The Classics department in the University of Illinois at Urbana-Champaign recently set up a semester-long TA training course for all of our graduate students, to be offered for the first time in the spring of 2002. To paraphrase Livy’s Praefatio, our experiences in getting this course officially approved can yield some valuable lessons, both precedents and pitfalls, for other departments who might be considering doing the same thing.

We relied on the following three key assertions to sell the idea at various administrative levels:

  1. The course will be specifically tailored to meet the needs of our particular discipline, so that it will not only deal with concepts from the most up-to-date scholarship on teaching and learning in general, but will also reflect the split-identity in our field between foreign language instruction on the one hand, where modern language methods must be judiciously retooled to work within the "dead language" context, and Classical Civilization courses in translation on the other, which emphasize a very different set of skills such as the leading of discussions, close reading of texts, and expository writing. Generic teacher-training programs cannot do that.
  2. We have an official mandate from the APA that all Classics departments with graduate programs should seek to establish such courses as part of fostering the professional development of TA’s for today’s job market, which thus places us at (or at least near) the "cutting edge" of our field by doing it sooner rather than later.
  3. The course will fit in with the increasing campus-wide emphasis on responsible pedagogy, allowing our department to draw on a wide variety of resources in pursuit of acknowledged goals, while participating in an ongoing dialogue that extends well beyond the boundaries of our field.

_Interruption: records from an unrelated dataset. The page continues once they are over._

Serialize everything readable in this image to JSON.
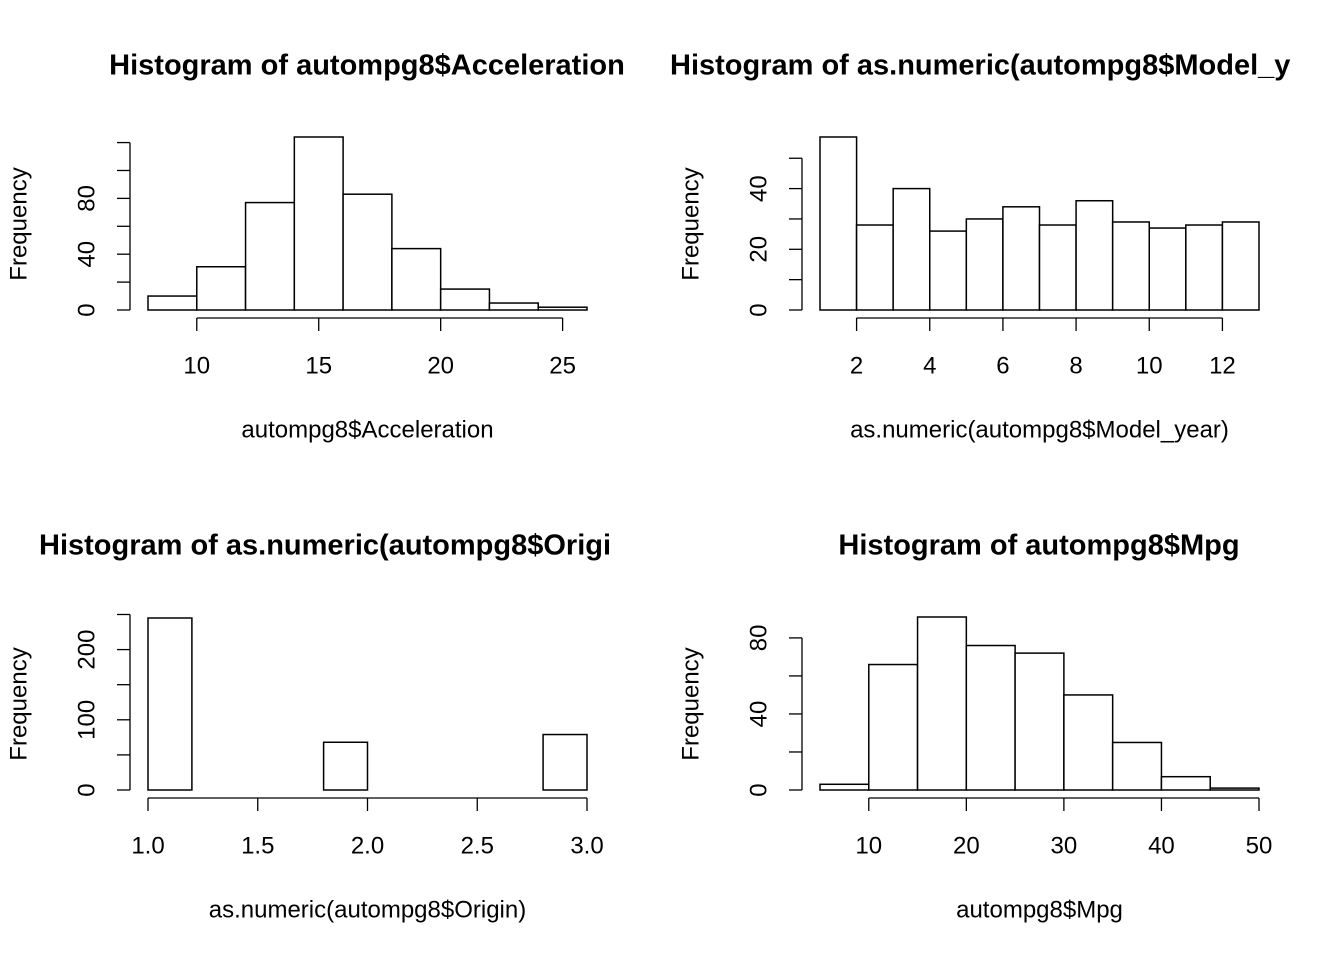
{
  "chart_data": [
    {
      "type": "histogram",
      "title": "Histogram of autompg8$Acceleration",
      "xlabel": "autompg8$Acceleration",
      "ylabel": "Frequency",
      "bins": [
        8,
        10,
        12,
        14,
        16,
        18,
        20,
        22,
        24,
        26
      ],
      "values": [
        10,
        31,
        77,
        124,
        83,
        44,
        15,
        5,
        2
      ],
      "xlim": [
        8,
        26
      ],
      "xticks": [
        10,
        15,
        20,
        25
      ],
      "ylim": [
        0,
        124
      ],
      "yticks": [
        0,
        40,
        80
      ],
      "yminor_ticks": [
        20,
        60,
        100,
        120
      ],
      "color": "#ffffff"
    },
    {
      "type": "histogram",
      "title": "Histogram of as.numeric(autompg8$Model_y",
      "xlabel": "as.numeric(autompg8$Model_year)",
      "ylabel": "Frequency",
      "bins": [
        1,
        2,
        3,
        4,
        5,
        6,
        7,
        8,
        9,
        10,
        11,
        12,
        13
      ],
      "values": [
        57,
        28,
        40,
        26,
        30,
        34,
        28,
        36,
        29,
        27,
        28,
        29
      ],
      "xlim": [
        1,
        13
      ],
      "xticks": [
        2,
        4,
        6,
        8,
        10,
        12
      ],
      "ylim": [
        0,
        57
      ],
      "yticks": [
        0,
        20,
        40
      ],
      "yminor_ticks": [
        10,
        30,
        50
      ],
      "color": "#ffffff"
    },
    {
      "type": "histogram",
      "title": "Histogram of as.numeric(autompg8$Origi",
      "xlabel": "as.numeric(autompg8$Origin)",
      "ylabel": "Frequency",
      "bins": [
        1.0,
        1.2,
        1.4,
        1.6,
        1.8,
        2.0,
        2.2,
        2.4,
        2.6,
        2.8,
        3.0
      ],
      "values": [
        245,
        0,
        0,
        0,
        68,
        0,
        0,
        0,
        0,
        79
      ],
      "xlim": [
        1,
        3
      ],
      "xticks": [
        {
          "value": 1,
          "label": "1.0"
        },
        1.5,
        {
          "value": 2,
          "label": "2.0"
        },
        2.5,
        {
          "value": 3,
          "label": "3.0"
        }
      ],
      "ylim": [
        0,
        245
      ],
      "yticks": [
        0,
        100,
        200
      ],
      "yminor_ticks": [
        50,
        150,
        250
      ],
      "color": "#ffffff"
    },
    {
      "type": "histogram",
      "title": "Histogram of autompg8$Mpg",
      "xlabel": "autompg8$Mpg",
      "ylabel": "Frequency",
      "bins": [
        5,
        10,
        15,
        20,
        25,
        30,
        35,
        40,
        45,
        50
      ],
      "values": [
        3,
        66,
        91,
        76,
        72,
        50,
        25,
        7,
        1
      ],
      "xlim": [
        5,
        50
      ],
      "xticks": [
        10,
        20,
        30,
        40,
        50
      ],
      "ylim": [
        0,
        91
      ],
      "yticks": [
        0,
        40,
        80
      ],
      "yminor_ticks": [
        20,
        60
      ],
      "color": "#ffffff"
    }
  ]
}
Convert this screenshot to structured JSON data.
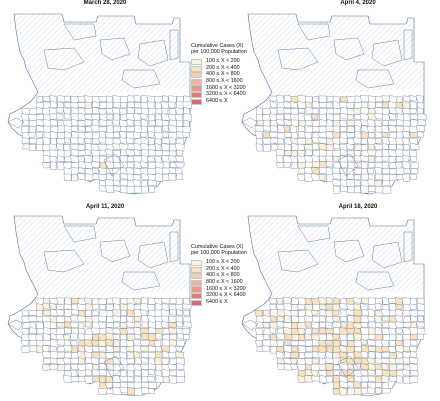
{
  "panels": [
    {
      "title": "March 28, 2020"
    },
    {
      "title": "April 4, 2020"
    },
    {
      "title": "April 11, 2020"
    },
    {
      "title": "April 18, 2020"
    }
  ],
  "legend": {
    "title_line1": "Cumulative Cases (X)",
    "title_line2": "per 100,000 Population",
    "items": [
      {
        "label": "100 ≤ X < 200",
        "color": "#fdf4e0"
      },
      {
        "label": "200 ≤ X < 400",
        "color": "#fbe3c0"
      },
      {
        "label": "400 ≤ X < 800",
        "color": "#f8cfad"
      },
      {
        "label": "800 ≤ X < 1600",
        "color": "#f2b299"
      },
      {
        "label": "1600 ≤ X < 3200",
        "color": "#e9968a"
      },
      {
        "label": "3200 ≤ X < 6400",
        "color": "#de7c7c"
      },
      {
        "label": "6400 ≤ X",
        "color": "#d46a73"
      }
    ]
  },
  "colors": {
    "boundary": "#5b6f8f",
    "hatch": "#b9c9dc",
    "fill_low": "#fdf4e0",
    "fill_mid": "#fbe3c0"
  }
}
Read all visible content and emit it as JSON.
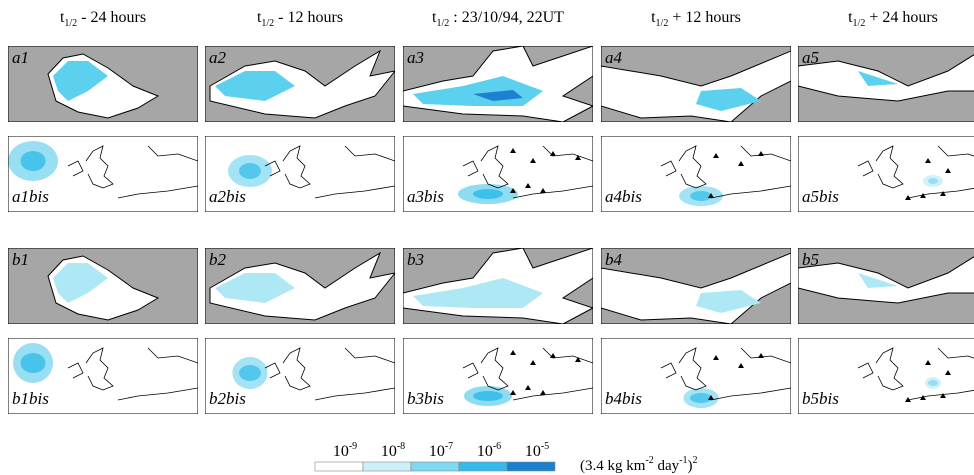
{
  "headers": [
    {
      "symbol": "t",
      "subscript": "1/2",
      "text": " - 24 hours"
    },
    {
      "symbol": "t",
      "subscript": "1/2",
      "text": " - 12 hours"
    },
    {
      "symbol": "t",
      "subscript": "1/2",
      "text": " : 23/10/94, 22UT"
    },
    {
      "symbol": "t",
      "subscript": "1/2",
      "text": " + 12 hours"
    },
    {
      "symbol": "t",
      "subscript": "1/2",
      "text": " + 24 hours"
    }
  ],
  "rows": [
    [
      "a1",
      "a2",
      "a3",
      "a4",
      "a5"
    ],
    [
      "a1bis",
      "a2bis",
      "a3bis",
      "a4bis",
      "a5bis"
    ],
    [
      "b1",
      "b2",
      "b3",
      "b4",
      "b5"
    ],
    [
      "b1bis",
      "b2bis",
      "b3bis",
      "b4bis",
      "b5bis"
    ]
  ],
  "colorbar": {
    "ticks": [
      {
        "base": "10",
        "exponent": "-9"
      },
      {
        "base": "10",
        "exponent": "-8"
      },
      {
        "base": "10",
        "exponent": "-7"
      },
      {
        "base": "10",
        "exponent": "-6"
      },
      {
        "base": "10",
        "exponent": "-5"
      }
    ],
    "unit": [
      {
        "text": "(3.4 kg km"
      },
      {
        "sup": "-2"
      },
      {
        "text": "  day"
      },
      {
        "sup": "-1"
      },
      {
        "text": ")"
      },
      {
        "sup": "2"
      }
    ]
  }
}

The course proposal received wide support overall, and many local institutional factors helped to smooth the way, but we also met with our share of controversy. The most stubborn obstacle came from a minority group within the department who insisted that those who have witnessed good teachers in action will somehow automatically learn to teach well themselves, simply by following the exempla maiorum. Even while upholding the venerable traditions of our field, however, we must learn to adapt and adjust to changing times, and let us make no mistake: times have changed.